What's the domain and range for #y=-2sqrt(x+2)-1#?

1 Answer

You asked: domain and range for #y=-2sqrt(x+2)-1#

In this case, we need to begin with the domain and range of the parent function, #y=sqrt(x)# and see what's different between the two equations. The domain for #y=sqrt(x)# is #[0,oo)# and the range is #[0,oo)#. That means it starts at the origin and continues to the right and up forever.
graph{y=sqrtx}

#y=color(red)(-)color(blue)(2)sqrt(xcolor(green)(+2))color(purple)(-1)#

The #color(red)(n egative)# tells us that the graph is flipped over the #x#-axis.
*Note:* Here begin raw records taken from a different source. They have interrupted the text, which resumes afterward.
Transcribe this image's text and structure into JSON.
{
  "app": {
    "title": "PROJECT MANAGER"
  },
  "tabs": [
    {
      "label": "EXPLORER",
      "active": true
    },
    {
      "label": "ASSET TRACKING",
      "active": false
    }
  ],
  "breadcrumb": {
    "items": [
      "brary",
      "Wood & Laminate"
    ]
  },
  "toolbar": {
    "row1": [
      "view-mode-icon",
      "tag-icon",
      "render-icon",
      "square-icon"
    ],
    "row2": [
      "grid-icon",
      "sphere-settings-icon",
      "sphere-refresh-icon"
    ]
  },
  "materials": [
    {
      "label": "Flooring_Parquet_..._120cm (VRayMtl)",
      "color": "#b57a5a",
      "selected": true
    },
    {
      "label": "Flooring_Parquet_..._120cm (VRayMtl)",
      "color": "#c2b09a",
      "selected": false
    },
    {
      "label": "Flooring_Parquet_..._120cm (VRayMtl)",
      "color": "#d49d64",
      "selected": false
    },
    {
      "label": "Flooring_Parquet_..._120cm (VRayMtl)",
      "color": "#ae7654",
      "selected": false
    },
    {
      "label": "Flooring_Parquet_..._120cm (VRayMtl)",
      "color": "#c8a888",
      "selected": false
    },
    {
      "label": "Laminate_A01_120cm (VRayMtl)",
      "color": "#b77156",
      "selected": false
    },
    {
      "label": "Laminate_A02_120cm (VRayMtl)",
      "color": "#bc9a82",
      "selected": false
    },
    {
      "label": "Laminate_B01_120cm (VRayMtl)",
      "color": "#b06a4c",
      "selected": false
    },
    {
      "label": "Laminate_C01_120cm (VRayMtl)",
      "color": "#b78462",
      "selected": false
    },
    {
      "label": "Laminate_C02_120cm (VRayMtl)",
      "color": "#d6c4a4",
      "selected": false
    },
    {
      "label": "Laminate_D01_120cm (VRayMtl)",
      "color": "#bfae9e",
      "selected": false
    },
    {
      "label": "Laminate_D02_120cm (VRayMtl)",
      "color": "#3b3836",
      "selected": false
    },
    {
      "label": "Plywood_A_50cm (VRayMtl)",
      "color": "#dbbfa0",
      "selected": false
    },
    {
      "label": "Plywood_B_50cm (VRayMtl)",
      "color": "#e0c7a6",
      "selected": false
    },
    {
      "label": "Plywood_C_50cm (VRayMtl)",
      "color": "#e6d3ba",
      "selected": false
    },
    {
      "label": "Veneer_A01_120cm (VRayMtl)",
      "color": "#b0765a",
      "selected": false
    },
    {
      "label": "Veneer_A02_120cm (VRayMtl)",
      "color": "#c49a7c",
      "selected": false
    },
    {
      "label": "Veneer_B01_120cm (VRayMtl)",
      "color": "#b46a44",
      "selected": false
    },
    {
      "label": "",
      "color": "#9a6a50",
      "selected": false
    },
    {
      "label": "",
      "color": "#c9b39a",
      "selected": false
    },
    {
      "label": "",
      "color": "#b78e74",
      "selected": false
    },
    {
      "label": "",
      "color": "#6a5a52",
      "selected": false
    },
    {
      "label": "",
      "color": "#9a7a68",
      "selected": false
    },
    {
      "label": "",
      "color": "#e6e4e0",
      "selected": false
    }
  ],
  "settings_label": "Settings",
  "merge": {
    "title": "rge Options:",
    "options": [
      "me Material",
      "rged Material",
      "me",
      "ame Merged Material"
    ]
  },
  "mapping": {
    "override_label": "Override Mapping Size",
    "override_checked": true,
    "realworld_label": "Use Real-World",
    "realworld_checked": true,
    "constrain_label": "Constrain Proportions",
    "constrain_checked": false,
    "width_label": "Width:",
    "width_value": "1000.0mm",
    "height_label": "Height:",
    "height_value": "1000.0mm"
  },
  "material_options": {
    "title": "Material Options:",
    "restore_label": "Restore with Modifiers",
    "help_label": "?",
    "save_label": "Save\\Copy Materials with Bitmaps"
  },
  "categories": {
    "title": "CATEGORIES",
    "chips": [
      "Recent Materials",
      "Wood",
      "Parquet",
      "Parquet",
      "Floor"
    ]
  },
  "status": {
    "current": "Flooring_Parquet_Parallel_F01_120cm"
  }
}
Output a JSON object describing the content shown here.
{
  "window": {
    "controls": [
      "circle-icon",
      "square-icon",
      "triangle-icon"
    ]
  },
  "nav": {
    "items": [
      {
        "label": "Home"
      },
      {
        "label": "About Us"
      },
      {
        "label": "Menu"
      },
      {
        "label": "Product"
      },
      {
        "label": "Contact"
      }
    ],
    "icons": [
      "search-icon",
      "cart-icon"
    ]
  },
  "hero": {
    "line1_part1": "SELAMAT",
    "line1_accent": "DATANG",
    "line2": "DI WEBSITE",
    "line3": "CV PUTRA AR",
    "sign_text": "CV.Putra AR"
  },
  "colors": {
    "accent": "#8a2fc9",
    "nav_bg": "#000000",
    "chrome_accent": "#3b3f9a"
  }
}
Now our range is #(-oo,0]#
graph{y=-sqrtx}

The #color(blue)(2)# tells us that the graph is stretched vertically by a factor of #2#. that means that if the normal coordinate pair was #(1,-1)#, now it's #(1,color(blue)(-2))#. Make sure you leave the #x# component alone. Only the #y# changes!
graph{y=-2sqrtx}

The #color(green)(+2)# tells us that we need to vertically shift the graph over. Now, you might want to move it to the right, because on a number line, #+# means to the right. But, when the number is inside the grouping system (#sqrt#, #abs(color(white)(x))#, #()#... etc.), it goes the opposite direction you might think. So, we shift #2# units to the LEFT
graph{y=-2sqrt(x+2)}

W haven't changed our range, but our domain is now from #-2# to infinity, or #[-2,oo)#. The range is still #(-oo,0]#

Almost done! #color(purple)(-1)# tells us that we need to vertically shift the graph. When the shift is outside the grouping system, it follows the normal rules, so a negative number means a shift down. In this case, our graph needs to be shifted down #1# unit.

graph{y=-2sqrt(x+2)-1}
Now our domain goes from #-2# to #oo# (it stayed the same), but the range is from #-oo# to #-1# or #(-oo,-1]#. That's our final answer.